1. Why do you want a web site?
The first step is to identify the reasons for creating a website and how it will
fit into your overall goals. You need to identify your strengths and
opportunities, and how they tie with your plan of creating a web site. You also
need to look into the threats and weaknesses that can adversely affect your
plans and derail your goals. For more on SWOT (strengths, weaknesses,
opportunities and threats), please visit our
Business Planning
section
2. How does a web site fit your overall business plan? What
will a website do for you and your business? A website may be your meal ticket
and the main income source; or it may be for additional income. If you have an
existing business, it can be used as a marketing tool, additional revenue
source, or a springboard of an entirely different business model. Some of the
key questions you need to ask include:
- Do you want to earn money directly from your website? Is it supposed to
be profitable?
- Is your website simply for marketing purposes, with no direct revenue
generation objectives?
- Will your website be used solely for customer and/or technical support?

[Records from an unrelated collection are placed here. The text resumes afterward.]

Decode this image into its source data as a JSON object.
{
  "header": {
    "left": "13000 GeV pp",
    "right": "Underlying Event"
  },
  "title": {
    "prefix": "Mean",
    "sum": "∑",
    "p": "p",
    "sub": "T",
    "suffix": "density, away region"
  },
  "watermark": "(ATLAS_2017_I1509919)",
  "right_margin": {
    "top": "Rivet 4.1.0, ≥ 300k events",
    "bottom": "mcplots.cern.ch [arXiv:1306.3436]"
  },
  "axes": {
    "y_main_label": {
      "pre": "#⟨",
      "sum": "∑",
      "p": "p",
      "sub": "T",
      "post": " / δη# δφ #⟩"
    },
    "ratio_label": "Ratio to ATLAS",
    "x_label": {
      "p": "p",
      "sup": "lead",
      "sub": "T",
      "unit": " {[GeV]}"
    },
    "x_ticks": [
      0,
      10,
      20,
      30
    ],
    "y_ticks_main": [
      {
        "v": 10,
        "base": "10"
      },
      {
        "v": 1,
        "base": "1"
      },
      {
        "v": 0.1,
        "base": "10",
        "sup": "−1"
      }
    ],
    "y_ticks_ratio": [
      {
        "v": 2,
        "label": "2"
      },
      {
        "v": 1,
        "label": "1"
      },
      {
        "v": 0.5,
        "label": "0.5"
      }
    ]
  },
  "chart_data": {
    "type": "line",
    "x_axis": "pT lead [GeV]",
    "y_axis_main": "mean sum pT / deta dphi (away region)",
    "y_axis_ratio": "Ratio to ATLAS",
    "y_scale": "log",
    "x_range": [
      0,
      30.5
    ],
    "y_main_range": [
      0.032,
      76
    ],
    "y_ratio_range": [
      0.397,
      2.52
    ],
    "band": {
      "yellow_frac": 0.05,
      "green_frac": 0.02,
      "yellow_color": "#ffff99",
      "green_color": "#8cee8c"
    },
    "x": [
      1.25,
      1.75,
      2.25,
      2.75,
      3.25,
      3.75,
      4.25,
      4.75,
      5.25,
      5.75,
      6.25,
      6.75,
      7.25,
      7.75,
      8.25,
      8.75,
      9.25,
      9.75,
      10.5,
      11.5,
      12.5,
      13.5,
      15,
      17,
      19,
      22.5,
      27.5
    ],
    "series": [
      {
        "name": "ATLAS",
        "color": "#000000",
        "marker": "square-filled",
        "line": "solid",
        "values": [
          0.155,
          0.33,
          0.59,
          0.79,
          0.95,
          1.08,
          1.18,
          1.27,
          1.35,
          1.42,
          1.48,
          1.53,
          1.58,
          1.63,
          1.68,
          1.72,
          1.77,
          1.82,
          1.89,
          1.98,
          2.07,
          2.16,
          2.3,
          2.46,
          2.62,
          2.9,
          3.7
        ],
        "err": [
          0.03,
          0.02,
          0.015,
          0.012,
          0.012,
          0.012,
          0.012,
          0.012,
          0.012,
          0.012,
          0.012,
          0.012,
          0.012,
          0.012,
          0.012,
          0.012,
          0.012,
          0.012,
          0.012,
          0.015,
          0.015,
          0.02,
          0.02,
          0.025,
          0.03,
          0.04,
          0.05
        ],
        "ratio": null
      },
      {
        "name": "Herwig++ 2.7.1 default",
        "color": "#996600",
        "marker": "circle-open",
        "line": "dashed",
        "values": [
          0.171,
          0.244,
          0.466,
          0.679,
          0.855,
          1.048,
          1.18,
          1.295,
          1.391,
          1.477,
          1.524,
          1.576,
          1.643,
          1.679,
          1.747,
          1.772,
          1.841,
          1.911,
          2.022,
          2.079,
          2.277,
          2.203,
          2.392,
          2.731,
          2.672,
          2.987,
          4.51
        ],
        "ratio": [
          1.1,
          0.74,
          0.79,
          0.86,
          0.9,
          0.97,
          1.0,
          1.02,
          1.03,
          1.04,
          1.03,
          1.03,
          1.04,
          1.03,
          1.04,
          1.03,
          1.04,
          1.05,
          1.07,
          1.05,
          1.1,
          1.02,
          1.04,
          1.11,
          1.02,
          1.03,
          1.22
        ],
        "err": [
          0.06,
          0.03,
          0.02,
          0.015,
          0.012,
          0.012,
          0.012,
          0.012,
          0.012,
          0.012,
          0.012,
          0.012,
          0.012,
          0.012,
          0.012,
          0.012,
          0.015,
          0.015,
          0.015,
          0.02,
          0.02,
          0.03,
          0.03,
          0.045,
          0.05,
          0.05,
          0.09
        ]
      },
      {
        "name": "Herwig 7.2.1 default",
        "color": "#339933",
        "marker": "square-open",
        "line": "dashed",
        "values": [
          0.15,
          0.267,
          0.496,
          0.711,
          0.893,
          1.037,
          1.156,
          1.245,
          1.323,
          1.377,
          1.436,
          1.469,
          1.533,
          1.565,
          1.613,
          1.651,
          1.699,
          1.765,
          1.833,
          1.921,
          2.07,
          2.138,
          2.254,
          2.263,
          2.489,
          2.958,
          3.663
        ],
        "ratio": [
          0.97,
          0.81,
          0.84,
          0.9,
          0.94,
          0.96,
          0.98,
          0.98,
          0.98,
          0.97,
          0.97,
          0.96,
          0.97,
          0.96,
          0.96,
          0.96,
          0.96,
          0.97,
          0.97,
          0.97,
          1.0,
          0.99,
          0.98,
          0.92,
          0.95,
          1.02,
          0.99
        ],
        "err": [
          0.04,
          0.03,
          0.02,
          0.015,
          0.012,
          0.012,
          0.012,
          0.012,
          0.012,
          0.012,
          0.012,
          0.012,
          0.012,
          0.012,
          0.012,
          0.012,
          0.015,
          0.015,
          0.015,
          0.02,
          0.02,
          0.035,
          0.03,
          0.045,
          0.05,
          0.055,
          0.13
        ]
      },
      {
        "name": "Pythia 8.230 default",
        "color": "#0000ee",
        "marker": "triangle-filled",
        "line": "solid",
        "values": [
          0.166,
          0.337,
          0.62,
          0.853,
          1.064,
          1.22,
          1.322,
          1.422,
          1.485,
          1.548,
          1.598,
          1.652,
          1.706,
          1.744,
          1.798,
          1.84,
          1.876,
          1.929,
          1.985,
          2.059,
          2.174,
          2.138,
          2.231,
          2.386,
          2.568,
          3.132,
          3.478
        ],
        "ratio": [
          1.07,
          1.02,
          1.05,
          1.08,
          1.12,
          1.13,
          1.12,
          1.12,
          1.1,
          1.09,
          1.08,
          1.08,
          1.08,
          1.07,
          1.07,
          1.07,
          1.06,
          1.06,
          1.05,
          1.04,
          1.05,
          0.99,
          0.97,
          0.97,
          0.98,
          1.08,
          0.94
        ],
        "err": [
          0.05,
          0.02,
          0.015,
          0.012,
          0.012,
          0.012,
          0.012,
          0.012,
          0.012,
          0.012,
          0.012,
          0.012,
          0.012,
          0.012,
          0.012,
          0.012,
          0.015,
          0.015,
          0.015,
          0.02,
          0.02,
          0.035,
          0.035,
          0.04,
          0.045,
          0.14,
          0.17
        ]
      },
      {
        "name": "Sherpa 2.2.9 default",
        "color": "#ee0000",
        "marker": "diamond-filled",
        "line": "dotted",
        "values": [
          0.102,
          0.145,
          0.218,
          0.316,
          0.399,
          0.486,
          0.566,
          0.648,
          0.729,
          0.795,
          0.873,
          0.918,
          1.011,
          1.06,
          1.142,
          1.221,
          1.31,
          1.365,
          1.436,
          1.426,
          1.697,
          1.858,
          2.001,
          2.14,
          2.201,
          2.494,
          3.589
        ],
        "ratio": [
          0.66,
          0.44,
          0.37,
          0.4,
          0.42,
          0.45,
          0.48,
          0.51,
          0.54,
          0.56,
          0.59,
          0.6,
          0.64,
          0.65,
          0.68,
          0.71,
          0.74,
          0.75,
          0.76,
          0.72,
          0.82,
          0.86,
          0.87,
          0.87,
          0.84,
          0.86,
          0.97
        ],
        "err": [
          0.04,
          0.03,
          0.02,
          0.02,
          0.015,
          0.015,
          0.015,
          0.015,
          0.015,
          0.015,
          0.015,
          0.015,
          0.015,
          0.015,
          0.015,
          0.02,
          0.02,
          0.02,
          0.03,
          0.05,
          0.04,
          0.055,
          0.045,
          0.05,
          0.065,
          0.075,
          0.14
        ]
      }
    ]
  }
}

- Is your website part of a multi-channel strategy (e.g. you run a brick
and mortar store or a catalog together with a website)? Or is it a single
channel strategy (e.g. you are an Internet pure play business)?
- Or will your website be an information source?
3. What is the size of the online market? Is your market
growing? Read up about your industry and your market. A number of websites offer
informative studies about certain industries and web audiences, and some of them
are free. One such website is Pew Internet and American Life Project which has
done a number of great online demographic studies.
4. What are the goals for your website? Set some achievable
metrics for your site. How much traffic do you envision for your site in its
first month? And what is your growth target every month thereafter? How much
revenue do you want to earn from the website in its first year? What conversion
rate (the number of visitors who actually buy vis-à-vis the number of visitors)
can you expect? And how much do you intend to spend to acquire your visitors?
To get some benchmark figures, check out forums catering to general webmaster
issues or sites where webmasters in your niche actually congregate (there is so
much to learn from these forums!). You can also search for previous studies done
by Internet research companies (there may be one available for your industry).